Schillernde Farben des vollen Kelchs im Weinberg.Foto: Alfred Drossel
Schillernde Farben des vollen Kelchs im Weinberg. Foto: Alfred Drossel

Sachsenheim,. Eine Mischung aus Naturerlebnis-, Besinnungs- und Skulpturenpfad ist der Weitblick-Weg in den Weinbergen von Hohenhaslach. Am Sonntag wird er um 10 Uhr mit einem Gottesdienst auf dem Kelterplatz eingeweiht.

Sieben Jahre hat ein Verein daran gearbeitet. Rund 200 000 Euro an Spenden dafür gesammelt. Der Tübinger Künstler Martin Burchard hat den Weg konzipiert und die Gomaringer Schlosserei Wolfgang Veit hat die groß dimensionierten Plastiken entlang des 4,5 Kilometer langen, mit spektakulären Aussichten aufwartenden Rundwanderwegs durch die Weinberge aus vier Zentimeter dicken Stahlplatten gefertigt.

Der Weitblick-Weg ist ein Besinnungs- und Meditationsweg mit sechs Stationen. „Zwei bis drei Stunden benötigt der Wanderer, um alle Stationen zu sehen“, sagt Reinhard Baumgärtner, einer der Initiatoren des Projektes. Die Verwirklichung der Idee war nicht einfach: Behördliche Auflagen, vor allem des Naturschutzes, haben viel Zeit und Nerven gekostet.

An jeder Station befindet sich ein begehbares Kunstwerk, das einen Erlebnisraum zu Grundfragen des Lebens eröffnet. Dort stehen auch Texttafeln mit einem kurzen Impuls, die der Hohenhaslacher Pfarrer Michael Wanner erarbeitet hat. Sie sollen zum Nachdenken anregen. Die Konzeption des Weges sei so ausgelegt, dass „weite Teile der Bevölkerung aus allen Bildungsmilieus erreicht werden können“, betont Reinhard Baumgärtner. Der Name Weitblick-Weg sei gewählt worden, da man von diesen Weinbergen einen sehr schönen Fernblick erleben kann und weil der Weg neue „Weitblicke“ auf das eigene Leben eröffnen soll, erklärt Baumgärtner.
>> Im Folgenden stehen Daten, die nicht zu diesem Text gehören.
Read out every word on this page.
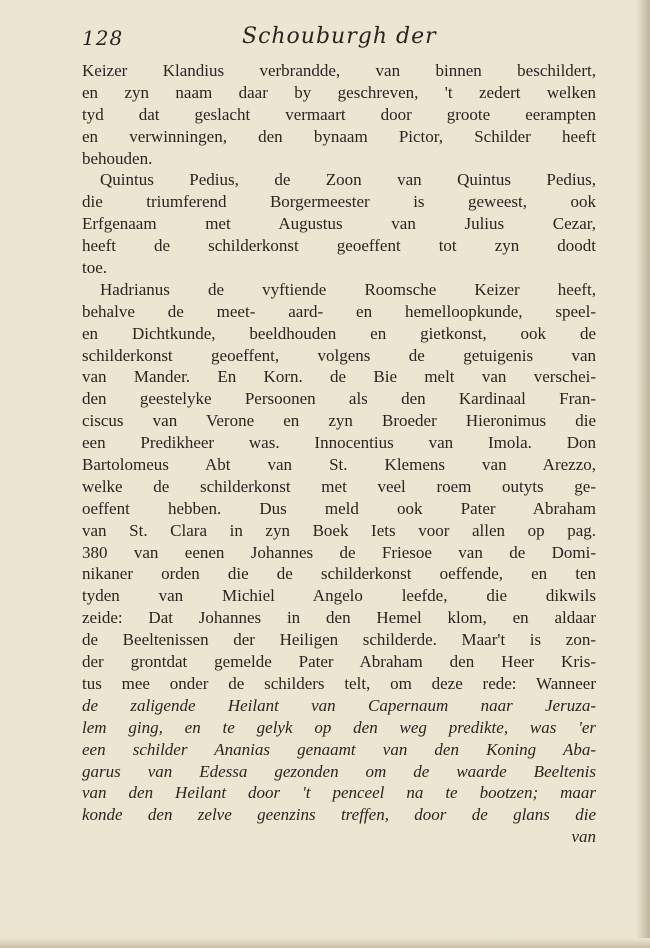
128	Schouburgh der
Keizer Klandius verbrandde, van binnen beschildert,
en zyn naam daar by geschreven, 't zedert welken
tyd dat geslacht vermaart door groote eerampten
en verwinningen, den bynaam Pictor, Schilder heeft
behouden.
Quintus Pedius, de Zoon van Quintus Pedius,
die triumferend Borgermeester is geweest, ook
Erfgenaam met Augustus van Julius Cezar,
heeft de schilderkonst geoeffent tot zyn doodt
toe.
Hadrianus de vyftiende Roomsche Keizer heeft,
behalve de meet- aard- en hemelloopkunde, speel-
en Dichtkunde, beeldhouden en gietkonst, ook de
schilderkonst geoeffent, volgens de getuigenis van
van Mander. En Korn. de Bie melt van verschei-
den geestelyke Persoonen als den Kardinaal Fran-
ciscus van Verone en zyn Broeder Hieronimus die
een Predikheer was. Innocentius van Imola. Don
Bartolomeus Abt van St. Klemens van Arezzo,
welke de schilderkonst met veel roem outyts ge-
oeffent hebben. Dus meld ook Pater Abraham
van St. Clara in zyn Boek Iets voor allen op pag.
380 van eenen Johannes de Friesoe van de Domi-
nikaner orden die de schilderkonst oeffende, en ten
tyden van Michiel Angelo leefde, die dikwils
zeide: Dat Johannes in den Hemel klom, en aldaar
de Beeltenissen der Heiligen schilderde. Maar't is zon-
der grontdat gemelde Pater Abraham den Heer Kris-
tus mee onder de schilders telt, om deze rede: Wanneer
de zaligende Heilant van Capernaum naar Jeruza-
lem ging, en te gelyk op den weg predikte, was 'er
een schilder Ananias genaamt van den Koning Aba-
garus van Edessa gezonden om de waarde Beeltenis
van den Heilant door 't penceel na te bootzen; maar
konde den zelve geenzins treffen, door de glans die
van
Zum Symbol des Weges wird die erste Station: Sie stellt einen großen und leeren Kelch dar. Im Leben sei es ja immer wieder so, dass die Menschen Leere empfinden. Diese Station soll mit einem Impulstext und mit dem Blick durch einen großen Ring in den Himmel wieder hoffen lassen.
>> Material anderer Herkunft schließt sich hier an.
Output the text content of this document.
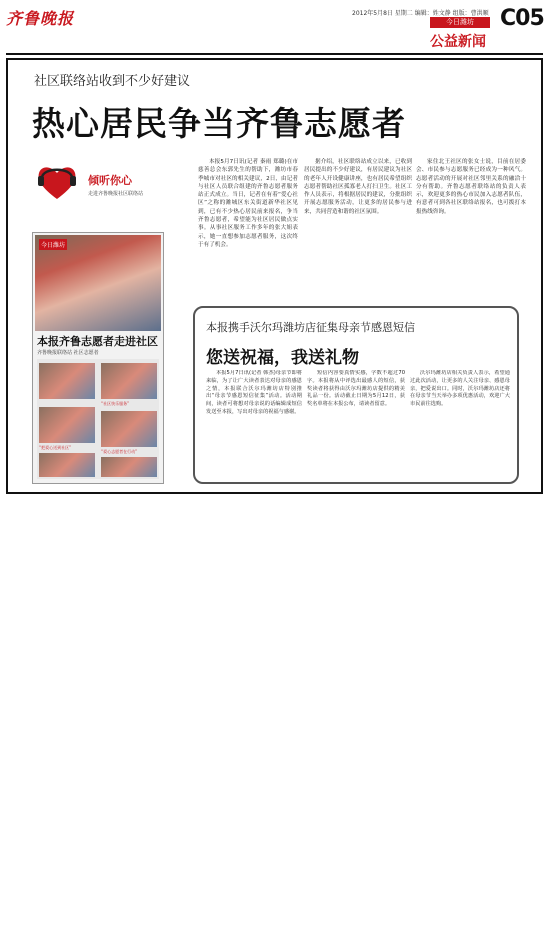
齐鲁晚报	2012年5月8日 星期二 编辑：姓文静 组版：曹洪顺
今日潍坊
公益新闻
C05
社区联络站收到不少好建议
热心居民争当齐鲁志愿者
倾听你心
走进齐鲁晚报社区联络站
今日潍坊
本报齐鲁志愿者走进社区
齐鲁晚报联络站 社区志愿者
“社区快乐服务”
“把爱心送到社区”
“爱心志愿者在行动”

本报5月7日讯(记者 秦雨 郑璐)在市慈善总会东郭先生的帮助下，潍坊市春季城市对社区的相关建议，2日，由记者与社区人员联合组建的齐鲁志愿者服务站正式成立。当日，记者在有着“爱心社区”之称的潍城区东关街道新华社区见到，已有不少热心居民前来报名，争当齐鲁志愿者，希望能为社区居民做点实事。从事社区服务工作多年的张大姐表示，她一直想参加志愿者服务，这次终于有了机会。

据介绍，社区联络站成立以来，已收到居民提出的不少好建议，有居民建议为社区的老年人开设健康讲座，也有居民希望组织志愿者帮助社区孤寡老人打扫卫生。社区工作人员表示，将根据居民的建议，分批组织开展志愿服务活动，让更多的居民参与进来，共同营造和谐的社区氛围。

家住北王社区的张女士说，目前在居委会、市民参与志愿服务已经成为一种风气。志愿者活动的开展对社区邻里关系的融洽十分有帮助。齐鲁志愿者联络站的负责人表示，欢迎更多的热心市民加入志愿者队伍，有意者可到各社区联络站报名，也可拨打本报热线咨询。

本报携手沃尔玛潍坊店征集母亲节感恩短信
您送祝福，我送礼物

本报5月7日讯(记者 韩杰)母亲节即将来临，为了让广大读者表达对母亲的感恩之情，本报联合沃尔玛潍坊店特别推出“母亲节感恩短信征集”活动。活动期间，读者可将想对母亲说的话编辑成短信发送至本报，写出对母亲的祝福与感谢。

短信内容要真情实感，字数不超过70字。本报将从中评选出最感人的短信，获奖读者将获得由沃尔玛潍坊店提供的精美礼品一份。活动截止日期为5月12日，获奖名单将在本报公布，请读者留意。

沃尔玛潍坊店相关负责人表示，希望通过此次活动，让更多的人关注母亲、感恩母亲，把爱说出口。同时，沃尔玛潍坊店还将在母亲节当天举办多项优惠活动，欢迎广大市民前往选购。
In diesem Wegbereich werden sich vier derartige Skulpturenpaare finden. Es wird jeweils ein Begriffspaar thematisiert: Trägheit und Aktivität. Der negative Begriff wird sich immer dort finden, wo es den Berg hinunter geht. Der positive Begriff wird sich dort finden, wo es den Berg hinauf geht. Die Frage, die sich stellt, ist: Wie kann ich glücklicher leben?

Die Kunstinstallation am geologischen Fenster soll einen Erlebnisraum zum Thema „Keine Zeit für Hektik“ eröffnen. In dem geologischen Fenster, wo man auf 200 Millionen Jahre Erdgeschichte schaut, befindet sich eine Uhr. Diese Uhr hat keine Zeiger. Das soll ein Impuls sein, die Zeit stillstehen zu lassen und sich von der Hektik des Alltags zu distanzieren.